Obaj spojrzeli na dziewczynę.
– Nie chcę! Do czego mi to potrzebne!?
– No wiesz, idzie wojna, kto wie czy umiejętność walki ci się nie przyda – powiedział Ruki, zabierając łuk Naimadowi i podając siostrze.
– Ale... – zaczęła dziewczyna, patrząc bezradnie na broń.
– Żadnych ale, kiedy my z tobą skończymy będziesz strzelać jak zawodowiec. – Naimad pociągnął dziewczynę na miejsce, z którego strzelali. – Stań lewym bokiem do tarczy, w lekkim rozkroku.
– Głupio się czuję – mruknęła Ilyana.
– Trudno – stwierdził Ruki.
– Teraz tak... weź to. – Naimad podał dziewczynie strzałę. – Załóż strzałę na cięciwę i unieś lewą wyprostowaną rękę na wysokość oczu.
Chłopak stanął za elfką. Lewą ręką ustawił jej ramię we właściwej pozycji, a prawą pociągnął jej dłoń razem ze strzałą i cięciwą.
– Przytul rękę do policzka i wyceluj grot w tarczę. Teraz strzel – powiedział.
Ilyana puściła strzałę, która po krótkim locie wbiła się w brzeg tarczy.
– Strzeliłaś lepiej niż ja za pierwszym razem – uśmiechnął się Ruki. – No to co, jeszcze raz?
– Nie!
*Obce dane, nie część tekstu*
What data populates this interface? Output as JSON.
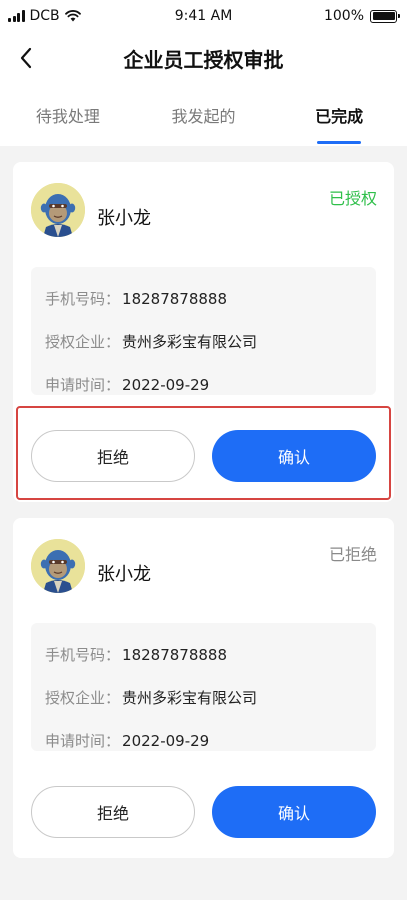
{
  "status_bar": {
    "carrier": "DCB",
    "time": "9:41 AM",
    "battery": "100%"
  },
  "nav": {
    "title": "企业员工授权审批"
  },
  "tabs": [
    {
      "label": "待我处理",
      "active": false
    },
    {
      "label": "我发起的",
      "active": false
    },
    {
      "label": "已完成",
      "active": true
    }
  ],
  "labels": {
    "phone": "手机号码",
    "company": "授权企业",
    "time": "申请时间",
    "separator": "："
  },
  "cards": [
    {
      "name": "张小龙",
      "status": "已授权",
      "phone": "18287878888",
      "company": "贵州多彩宝有限公司",
      "date": "2022-09-29",
      "reject_label": "拒绝",
      "confirm_label": "确认",
      "highlighted": true
    },
    {
      "name": "张小龙",
      "status": "已拒绝",
      "phone": "18287878888",
      "company": "贵州多彩宝有限公司",
      "date": "2022-09-29",
      "reject_label": "拒绝",
      "confirm_label": "确认",
      "highlighted": false
    }
  ],
  "colors": {
    "accent": "#1e6df6",
    "authorized": "#2fbf4a",
    "rejected": "#8a8a8a",
    "highlight": "#d64541"
  },
  "icons": [
    "signal-icon",
    "wifi-icon",
    "battery-icon",
    "back-arrow-icon",
    "avatar-ape-icon"
  ]
}
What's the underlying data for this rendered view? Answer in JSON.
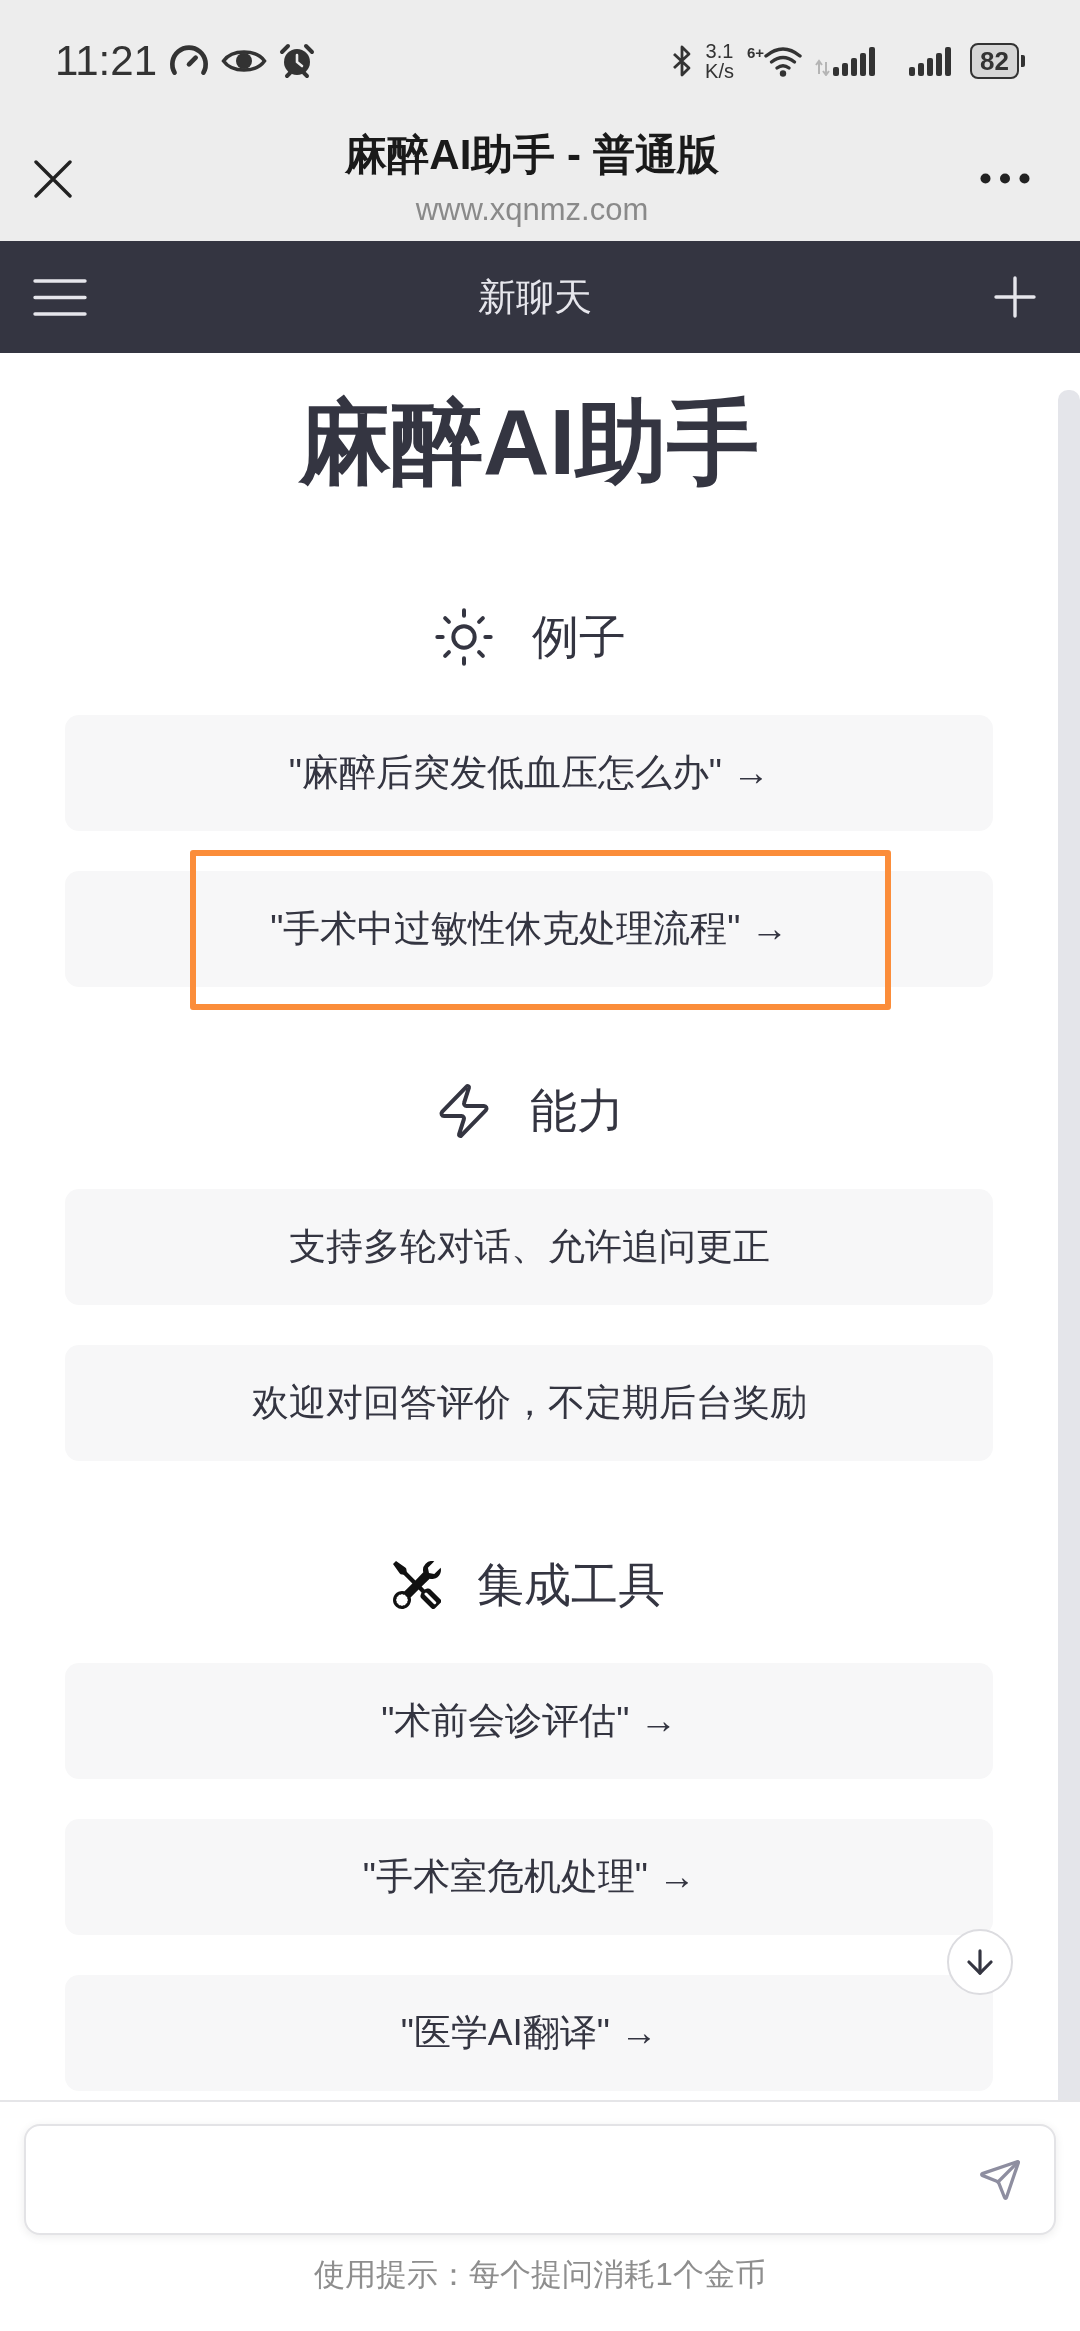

Jeden raz wystarczy – powiedziała elfka, oddała łuk Naimadowi i cofnęła się.
– Jak chcesz. – Elf wzruszył ramionami. – Ale naprawdę myślę, że to ci się kiedyś może przydać.
– Mam nadzieję, że nie – mruknęła Ilyana, wróciła do cienia, siadła na trawie i sięgnęła po książkę.